Accordingly, for the reasons stated, we affirm the grant of summary judgment against Solomon on his claims of employment discrimination and retaliation.
1. Solomon also named several individuals as defendants, but individuals cannot be held liable under Title VII. Mason v. Stallings, 82 F.3d 1007, 1009 (11th Cir. 1996). Solomon has also abandoned any challenge to the district court’s dismissal of these claims with prejudice by failing to address that ruling on appeal. See Sapuppo v. Allstate Floridian Ins. Co., 739 F.3d 678, 680 (11th Cir. 2014) (issues not raised on appeal are abandoned).
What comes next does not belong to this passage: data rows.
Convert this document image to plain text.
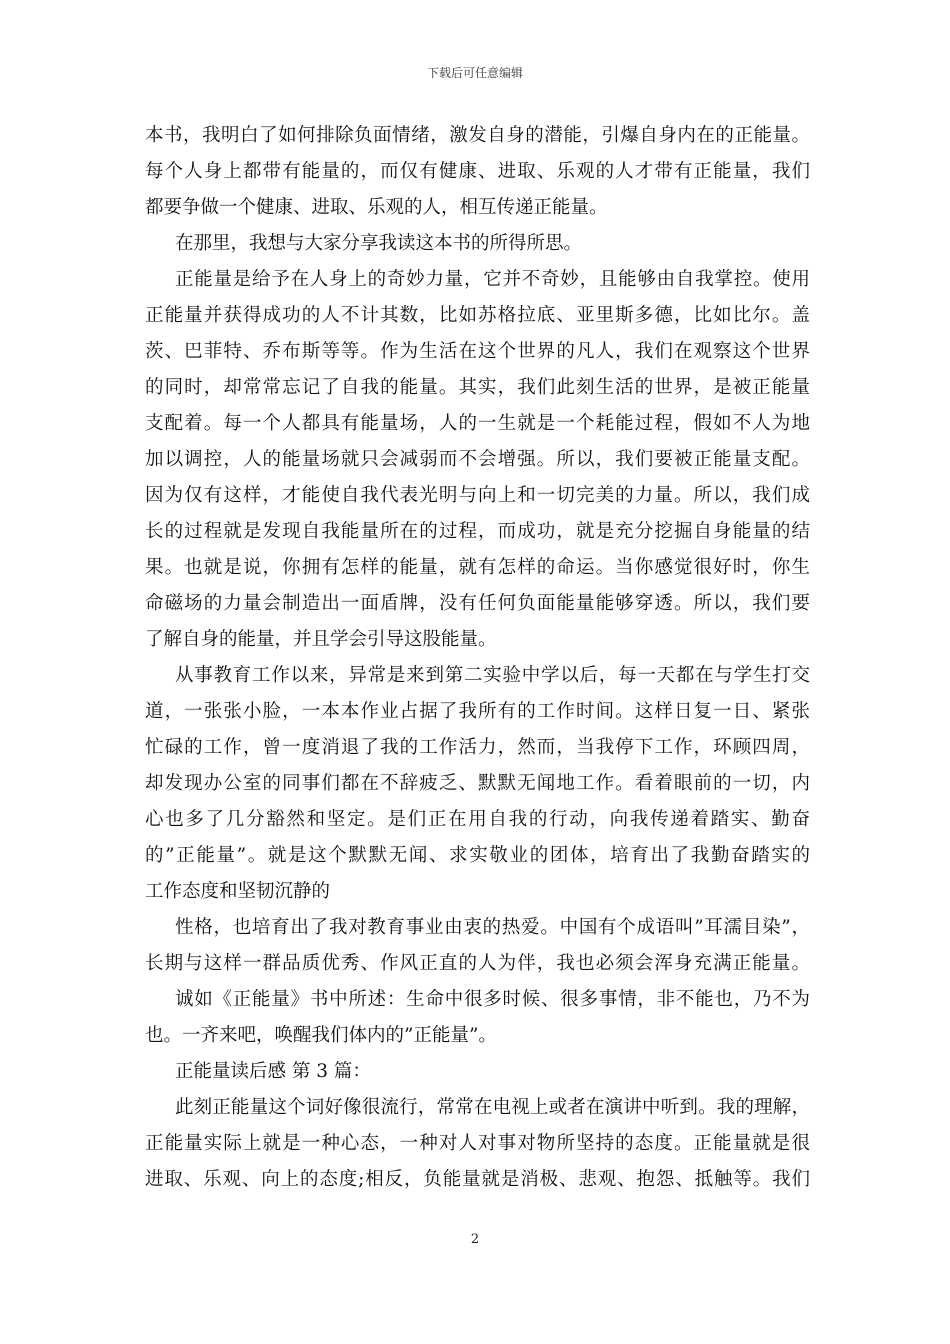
下载后可任意编辑
本书，我明白了如何排除负面情绪，激发自身的潜能，引爆自身内在的正能量。
每个人身上都带有能量的，而仅有健康、进取、乐观的人才带有正能量，我们
都要争做一个健康、进取、乐观的人，相互传递正能量。
在那里，我想与大家分享我读这本书的所得所思。
正能量是给予在人身上的奇妙力量，它并不奇妙，且能够由自我掌控。使用
正能量并获得成功的人不计其数，比如苏格拉底、亚里斯多德，比如比尔。盖
茨、巴菲特、乔布斯等等。作为生活在这个世界的凡人，我们在观察这个世界
的同时，却常常忘记了自我的能量。其实，我们此刻生活的世界，是被正能量
支配着。每一个人都具有能量场，人的一生就是一个耗能过程，假如不人为地
加以调控，人的能量场就只会减弱而不会增强。所以，我们要被正能量支配。
因为仅有这样，才能使自我代表光明与向上和一切完美的力量。所以，我们成
长的过程就是发现自我能量所在的过程，而成功，就是充分挖掘自身能量的结
果。也就是说，你拥有怎样的能量，就有怎样的命运。当你感觉很好时，你生
命磁场的力量会制造出一面盾牌，没有任何负面能量能够穿透。所以，我们要
了解自身的能量，并且学会引导这股能量。
从事教育工作以来，异常是来到第二实验中学以后，每一天都在与学生打交
道，一张张小脸，一本本作业占据了我所有的工作时间。这样日复一日、紧张
忙碌的工作，曾一度消退了我的工作活力，然而，当我停下工作，环顾四周，
却发现办公室的同事们都在不辞疲乏、默默无闻地工作。看着眼前的一切，内
心也多了几分豁然和坚定。是们正在用自我的行动，向我传递着踏实、勤奋
的”正能量”。就是这个默默无闻、求实敬业的团体，培育出了我勤奋踏实的
工作态度和坚韧沉静的
性格，也培育出了我对教育事业由衷的热爱。中国有个成语叫”耳濡目染”，
长期与这样一群品质优秀、作风正直的人为伴，我也必须会浑身充满正能量。
诚如《正能量》书中所述：生命中很多时候、很多事情，非不能也，乃不为
也。一齐来吧，唤醒我们体内的”正能量”。
正能量读后感 第 3 篇：
此刻正能量这个词好像很流行，常常在电视上或者在演讲中听到。我的理解，
正能量实际上就是一种心态，一种对人对事对物所坚持的态度。正能量就是很
进取、乐观、向上的态度;相反，负能量就是消极、悲观、抱怨、抵触等。我们
2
2. The district court found that the Police Officer position required law-enforcement certification, which Solomon did not have at the time he applied. Citing internal policies, Solomon contends that certification was not necessary for internal candidates, provided they met certain other requirements, which he says he met. We assume that Solomon is correct in this regard and that the lack of certification did not disqualify him from consideration.
3. Solomon also references another Police Officer position which, he says, a different white male received in January 2016 without the position being posted. But this is a “new act[ ] of discrimination” which, before it could be raised in federal court as a distinct claim, required Solomon to file an additional charge of discrimination with the EEOC in order to exhaust his administrative remedies. Gregory v. Ga. Dep’t of Human Res., 355 F.3d 1277, 1279–80 (11th Cir. 2004). Insofar as Solomon cites this later hiring decision more broadly as evidence of the Authority’s discriminatory hiring practices, we find that the evidence of this decision is too sparse to support an inference of discrimination.
4. The record showed seven such changes in the space of ten months. Each change altered the start time of Solomon’s shift by between one and four hours. During those shifts, no change was made to Solomon’s duties, his compensation, or any other material aspect of his job.